Epidermal melanocyte pellets were re-suspended in 600 μl of 1 M sodium hydroxide solution and boiled at 100°C for 15 min. The cell suspension was vortexed and 200 μl of each EM sample was added (in triplicate) to a 96-well plate. Eumelanin concentration of each EM sample was calculated using a standard curve created with synthetic eumelanin (Sigma, Poole, UK) at 100, 50, 20, 10, 5 and 1 μg/ml with absorbance measured at 490 nm (Kauser et al., 2004).
Prostaglandin E2 ELISA
The concentration of PGE2 in cell culture media was determined in triplicate using a commercially available enzyme-based immunoassay kit (Cayman Chemicals) in accordance with the manufacturer’s instructions. This assay kit can reliably quantify levels of PGE2 of 15 pg/ml, but can detect levels as low as 7 pg/ml of PGE2. The PGE2 antibody exhibits very high selectivity for PGE (100% with PGE2, 100% with PGE2 Ethanolamide, 43% with PGE3, 37.4% with 8-iso PGE2, 18.7% with PGE1) and only very minor cross-reactivity with other prostaglandins (e.g. 1.25% with sulprostone, 1.0% with 6-keto PGF1α, 0.25% with 8-iso PGF2α and 0.02% with 13, 14-dihydro-15-keto PGE2) (Cayman Chemicals). All cell culture media used in this ELISA method was ‘starved’ as FBS may contain PGE2. This meant that any PGE2 that was detected was only produced by the cells being investigated.
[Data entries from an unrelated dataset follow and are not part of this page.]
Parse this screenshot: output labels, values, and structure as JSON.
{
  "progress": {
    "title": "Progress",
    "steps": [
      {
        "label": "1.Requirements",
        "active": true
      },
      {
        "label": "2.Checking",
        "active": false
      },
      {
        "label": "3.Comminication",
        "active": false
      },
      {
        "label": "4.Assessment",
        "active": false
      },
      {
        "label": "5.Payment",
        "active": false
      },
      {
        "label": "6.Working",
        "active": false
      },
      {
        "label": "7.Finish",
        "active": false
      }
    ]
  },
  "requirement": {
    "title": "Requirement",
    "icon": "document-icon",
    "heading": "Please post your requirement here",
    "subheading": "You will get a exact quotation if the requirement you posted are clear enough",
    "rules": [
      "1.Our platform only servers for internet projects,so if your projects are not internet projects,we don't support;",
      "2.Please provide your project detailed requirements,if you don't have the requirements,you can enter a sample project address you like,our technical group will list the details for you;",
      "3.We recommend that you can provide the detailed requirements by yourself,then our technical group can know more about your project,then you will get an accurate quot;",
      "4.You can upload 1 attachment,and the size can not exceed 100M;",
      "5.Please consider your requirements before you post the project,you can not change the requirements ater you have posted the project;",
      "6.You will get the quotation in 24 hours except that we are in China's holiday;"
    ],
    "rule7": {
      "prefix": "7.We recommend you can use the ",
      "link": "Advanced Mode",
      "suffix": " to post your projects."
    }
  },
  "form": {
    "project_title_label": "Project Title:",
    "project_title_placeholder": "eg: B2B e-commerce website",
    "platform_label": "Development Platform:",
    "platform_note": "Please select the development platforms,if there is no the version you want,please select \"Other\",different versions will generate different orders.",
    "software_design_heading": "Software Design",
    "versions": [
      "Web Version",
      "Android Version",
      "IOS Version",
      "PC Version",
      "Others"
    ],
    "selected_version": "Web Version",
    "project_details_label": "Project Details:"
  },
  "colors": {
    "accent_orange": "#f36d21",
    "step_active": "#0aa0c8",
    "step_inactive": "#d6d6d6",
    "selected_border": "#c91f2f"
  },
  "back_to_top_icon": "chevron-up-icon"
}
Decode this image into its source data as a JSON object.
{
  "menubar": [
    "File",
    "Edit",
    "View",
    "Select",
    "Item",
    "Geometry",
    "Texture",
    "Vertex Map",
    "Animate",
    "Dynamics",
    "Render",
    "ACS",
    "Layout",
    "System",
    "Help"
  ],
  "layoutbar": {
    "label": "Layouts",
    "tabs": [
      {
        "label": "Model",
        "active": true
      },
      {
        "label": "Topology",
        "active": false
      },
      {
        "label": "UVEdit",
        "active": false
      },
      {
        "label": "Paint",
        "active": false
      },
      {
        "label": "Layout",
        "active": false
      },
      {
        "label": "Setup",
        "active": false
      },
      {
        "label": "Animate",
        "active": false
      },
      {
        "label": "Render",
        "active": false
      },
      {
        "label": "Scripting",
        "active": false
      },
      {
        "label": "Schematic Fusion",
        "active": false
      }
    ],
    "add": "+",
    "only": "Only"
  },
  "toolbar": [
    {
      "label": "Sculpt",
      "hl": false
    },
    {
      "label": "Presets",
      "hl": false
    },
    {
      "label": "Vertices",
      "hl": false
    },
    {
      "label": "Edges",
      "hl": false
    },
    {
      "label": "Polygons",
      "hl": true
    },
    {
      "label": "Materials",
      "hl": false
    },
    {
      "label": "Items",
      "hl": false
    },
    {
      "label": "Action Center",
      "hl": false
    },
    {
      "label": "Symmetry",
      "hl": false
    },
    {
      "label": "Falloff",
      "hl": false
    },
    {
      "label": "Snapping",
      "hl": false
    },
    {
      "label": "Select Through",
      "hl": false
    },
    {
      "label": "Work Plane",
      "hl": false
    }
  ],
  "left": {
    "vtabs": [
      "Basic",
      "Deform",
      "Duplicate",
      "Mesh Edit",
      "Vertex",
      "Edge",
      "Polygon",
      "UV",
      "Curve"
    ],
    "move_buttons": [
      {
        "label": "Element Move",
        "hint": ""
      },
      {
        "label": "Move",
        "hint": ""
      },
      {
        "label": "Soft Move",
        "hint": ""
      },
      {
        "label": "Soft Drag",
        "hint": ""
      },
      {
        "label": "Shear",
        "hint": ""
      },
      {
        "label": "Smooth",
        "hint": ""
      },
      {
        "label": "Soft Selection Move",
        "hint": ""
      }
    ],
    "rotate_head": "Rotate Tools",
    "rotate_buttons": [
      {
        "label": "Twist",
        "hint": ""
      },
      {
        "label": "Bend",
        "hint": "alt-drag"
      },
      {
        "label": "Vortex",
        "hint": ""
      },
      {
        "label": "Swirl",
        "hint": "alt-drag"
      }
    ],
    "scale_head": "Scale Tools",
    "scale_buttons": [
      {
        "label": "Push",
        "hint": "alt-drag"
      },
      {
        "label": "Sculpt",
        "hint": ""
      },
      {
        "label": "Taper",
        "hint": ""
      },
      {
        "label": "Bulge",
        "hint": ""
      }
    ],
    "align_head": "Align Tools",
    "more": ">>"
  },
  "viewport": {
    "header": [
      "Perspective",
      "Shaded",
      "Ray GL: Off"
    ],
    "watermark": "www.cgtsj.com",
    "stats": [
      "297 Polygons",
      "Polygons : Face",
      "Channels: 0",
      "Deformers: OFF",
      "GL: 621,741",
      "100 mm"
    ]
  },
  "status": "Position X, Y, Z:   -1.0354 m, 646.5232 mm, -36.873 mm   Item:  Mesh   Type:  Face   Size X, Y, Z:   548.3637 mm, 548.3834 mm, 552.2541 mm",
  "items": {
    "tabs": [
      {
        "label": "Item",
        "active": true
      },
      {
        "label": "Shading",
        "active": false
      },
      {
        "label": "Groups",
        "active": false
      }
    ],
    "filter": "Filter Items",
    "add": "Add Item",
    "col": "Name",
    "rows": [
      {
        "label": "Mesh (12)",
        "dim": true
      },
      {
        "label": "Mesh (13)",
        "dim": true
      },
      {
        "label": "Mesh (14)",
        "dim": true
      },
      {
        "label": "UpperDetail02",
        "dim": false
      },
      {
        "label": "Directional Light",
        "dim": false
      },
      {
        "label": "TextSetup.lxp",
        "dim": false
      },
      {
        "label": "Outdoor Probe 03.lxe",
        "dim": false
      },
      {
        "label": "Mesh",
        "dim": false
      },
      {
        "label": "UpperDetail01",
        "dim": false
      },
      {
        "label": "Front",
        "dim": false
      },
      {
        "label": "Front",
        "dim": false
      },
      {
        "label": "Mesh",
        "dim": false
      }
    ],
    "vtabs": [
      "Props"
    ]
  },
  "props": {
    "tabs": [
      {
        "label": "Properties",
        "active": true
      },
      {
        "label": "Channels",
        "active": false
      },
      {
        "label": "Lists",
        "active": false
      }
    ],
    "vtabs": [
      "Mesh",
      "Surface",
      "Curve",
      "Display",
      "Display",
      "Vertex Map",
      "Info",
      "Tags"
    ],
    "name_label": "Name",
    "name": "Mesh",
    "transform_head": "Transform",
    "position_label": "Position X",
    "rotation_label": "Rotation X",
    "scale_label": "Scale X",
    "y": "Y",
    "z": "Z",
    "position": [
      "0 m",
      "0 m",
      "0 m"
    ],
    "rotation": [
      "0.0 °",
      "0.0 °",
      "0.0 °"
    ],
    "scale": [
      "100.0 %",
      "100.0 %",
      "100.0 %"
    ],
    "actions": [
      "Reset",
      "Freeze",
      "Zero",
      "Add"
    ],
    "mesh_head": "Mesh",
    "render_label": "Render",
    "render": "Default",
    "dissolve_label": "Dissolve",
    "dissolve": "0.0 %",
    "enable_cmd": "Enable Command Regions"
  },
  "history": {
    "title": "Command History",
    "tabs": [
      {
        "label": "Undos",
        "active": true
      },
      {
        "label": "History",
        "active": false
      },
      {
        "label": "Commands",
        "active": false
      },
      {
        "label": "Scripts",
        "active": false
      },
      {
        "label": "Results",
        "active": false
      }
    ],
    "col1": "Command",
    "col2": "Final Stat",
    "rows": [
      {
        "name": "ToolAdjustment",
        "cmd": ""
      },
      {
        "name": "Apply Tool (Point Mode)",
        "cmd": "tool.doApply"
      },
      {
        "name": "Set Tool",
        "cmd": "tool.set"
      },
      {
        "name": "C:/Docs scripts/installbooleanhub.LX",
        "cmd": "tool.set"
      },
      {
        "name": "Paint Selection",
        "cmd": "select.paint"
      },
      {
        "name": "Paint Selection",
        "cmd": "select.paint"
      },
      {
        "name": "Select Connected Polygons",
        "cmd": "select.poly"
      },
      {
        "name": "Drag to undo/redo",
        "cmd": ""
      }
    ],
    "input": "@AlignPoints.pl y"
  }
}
Data were analysed using Student’s t-test (two-tailed, type-1). Statistical significance was accepted at the P < 0.05 level (*), P < 0.01 level (**) and P < 0.001 level (***).
Conflict of interest
The authors state no conflict of interest.
This study was supported by Wellcome Trust Grant WT077714 and the Centre for Skin Sciences, School of Life Sciences, University of Bradford.